"You too?" he said hoarsely. "Well, yes, I might have known it."

"Oh, Ulric!" exclaimed the girl in wild despairing accents, "what have you done to yourself, to us all!"

He was still standing opposite her. His hand shook as it rested on the table, but his face had grown stern and hard again.

"Whatever harm I may have done myself, I shall take the consequences of it without troubling any one else. As for you all, why, there is not one of you that will even listen to me. But I tell you now, once and for good," here his voice grew hard and menacing, "I have had enough of your endless hinting and tormenting. I won't bear it any longer. Believe what you will and whom you will, it shall be just the same to me in future. What I have begun, I shall go through with, in spite of every one; and if there is really to be an end of all confidence, I shall, at least, know how to enforce obedience."

So saying he went out. Martha made no attempt to detain him, and she would certainly have tried in vain. He crashed to the door of the room behind him, making the little house shake in its foundations. Next minute he had left the cottage.

CHAPTER XVIII.

The arrival of the guests up at the château had brought some animation to that divided household, but it had hardly drawn the young couple more closely together. Although the visitors' stay was limited to a few days, Arthur continually found pretexts and opportunities for withdrawing from their society, an attention for which his father and brother-in-law were both sincerely grateful.

The Baron was but now returning after a sojourn of several weeks on the Rabenau property, his own from this time forth. Notwithstanding the frightful catastrophe which had occurred on the occasion of his first visit, he had been forced to leave his daughter on the following morning, a nearer duty calling him to his cousin's grave.
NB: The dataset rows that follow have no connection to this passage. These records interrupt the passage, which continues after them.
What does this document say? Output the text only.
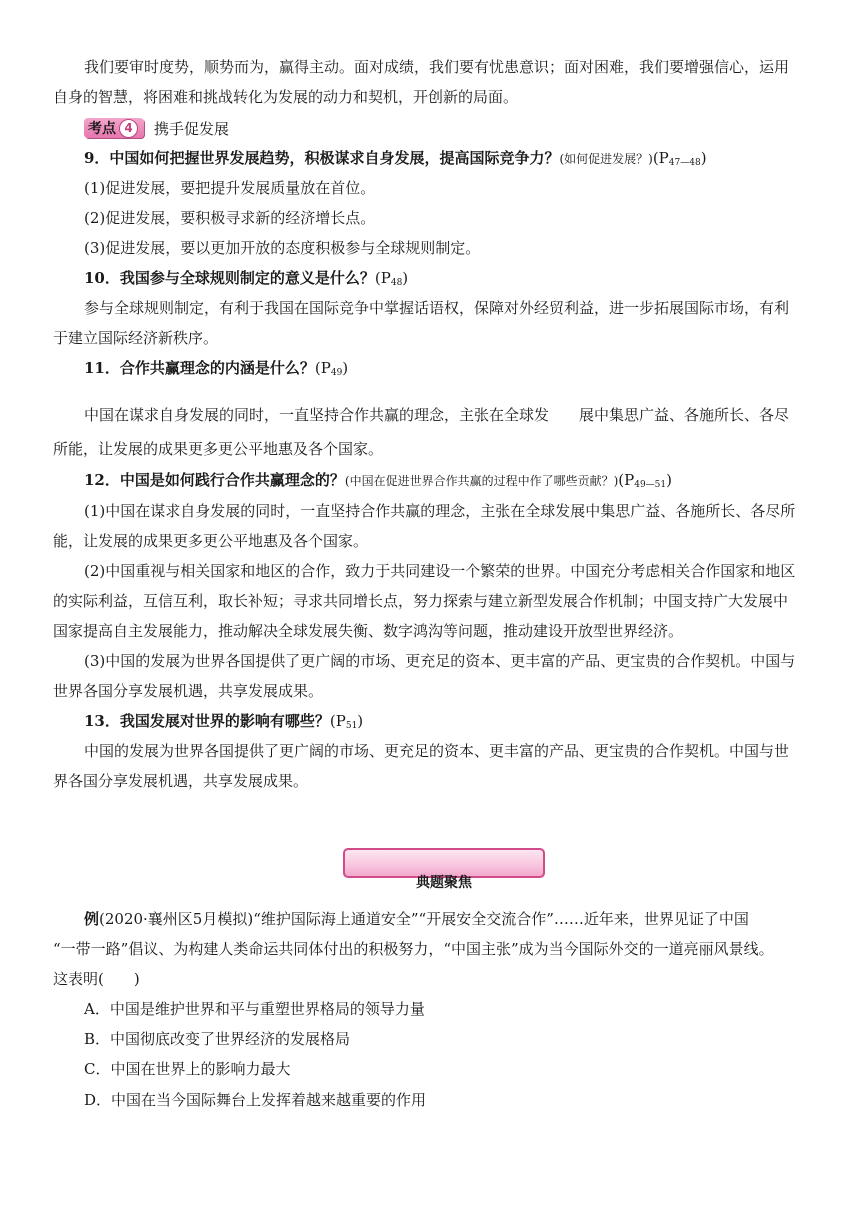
我们要审时度势，顺势而为，赢得主动。面对成绩，我们要有忧患意识；面对困难，我们要增强信心，运用
自身的智慧，将困难和挑战转化为发展的动力和契机，开创新的局面。
考点 4	携手促发展
9．中国如何把握世界发展趋势，积极谋求自身发展，提高国际竞争力？(如何促进发展？)$(P_{47—48})$
(1)促进发展，要把提升发展质量放在首位。
(2)促进发展，要积极寻求新的经济增长点。
(3)促进发展，要以更加开放的态度积极参与全球规则制定。
10．我国参与全球规则制定的意义是什么？$(P_{48})$
参与全球规则制定，有利于我国在国际竞争中掌握话语权，保障对外经贸利益，进一步拓展国际市场，有利
于建立国际经济新秩序。
11．合作共赢理念的内涵是什么？$(P_{49})$
中国在谋求自身发展的同时，一直坚持合作共赢的理念，主张在全球发 展中集思广益、各施所长、各尽
所能，让发展的成果更多更公平地惠及各个国家。
12．中国是如何践行合作共赢理念的？(中国在促进世界合作共赢的过程中作了哪些贡献？)$(P_{49—51})$
(1)中国在谋求自身发展的同时，一直坚持合作共赢的理念，主张在全球发展中集思广益、各施所长、各尽所
能，让发展的成果更多更公平地惠及各个国家。
(2)中国重视与相关国家和地区的合作，致力于共同建设一个繁荣的世界。中国充分考虑相关合作国家和地区
的实际利益，互信互利，取长补短；寻求共同增长点，努力探索与建立新型发展合作机制；中国支持广大发展中
国家提高自主发展能力，推动解决全球发展失衡、数字鸿沟等问题，推动建设开放型世界经济。
(3)中国的发展为世界各国提供了更广阔的市场、更充足的资本、更丰富的产品、更宝贵的合作契机。中国与
世界各国分享发展机遇，共享发展成果。
13．我国发展对世界的影响有哪些？$(P_{51})$
中国的发展为世界各国提供了更广阔的市场、更充足的资本、更丰富的产品、更宝贵的合作契机。中国与世
界各国分享发展机遇，共享发展成果。
典题聚焦
例(2020·襄州区5月模拟)“维护国际海上通道安全”“开展安全交流合作”……近年来，世界见证了中国
“一带一路”倡议、为构建人类命运共同体付出的积极努力，“中国主张”成为当今国际外交的一道亮丽风景线。
这表明(　　)
A．中国是维护世界和平与重塑世界格局的领导力量
B．中国彻底改变了世界经济的发展格局
C．中国在世界上的影响力最大
D．中国在当今国际舞台上发挥着越来越重要的作用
Even when the last offices were over, there remained much to be set in order, and the heir's presence had been indispensable.

He was now returning in company of his eldest son, whom he had sent for to join him, and, this time also, they made the short détour round by the Berkow estates, all the more readily that the young Baron Conrad had not seen his sister since her marriage.

More was intended by this visit than a mere family meeting, or so it appeared from a conversation which took place in Eugénie's boudoir on the day after their arrival, Arthur being absent as usual. His wife sat on the sofa listening to her father, who was standing before her, and just winding up a long peroration, while Conrad, leaning against a chair at a little distance from them, watched his sister with a look of eager expectation.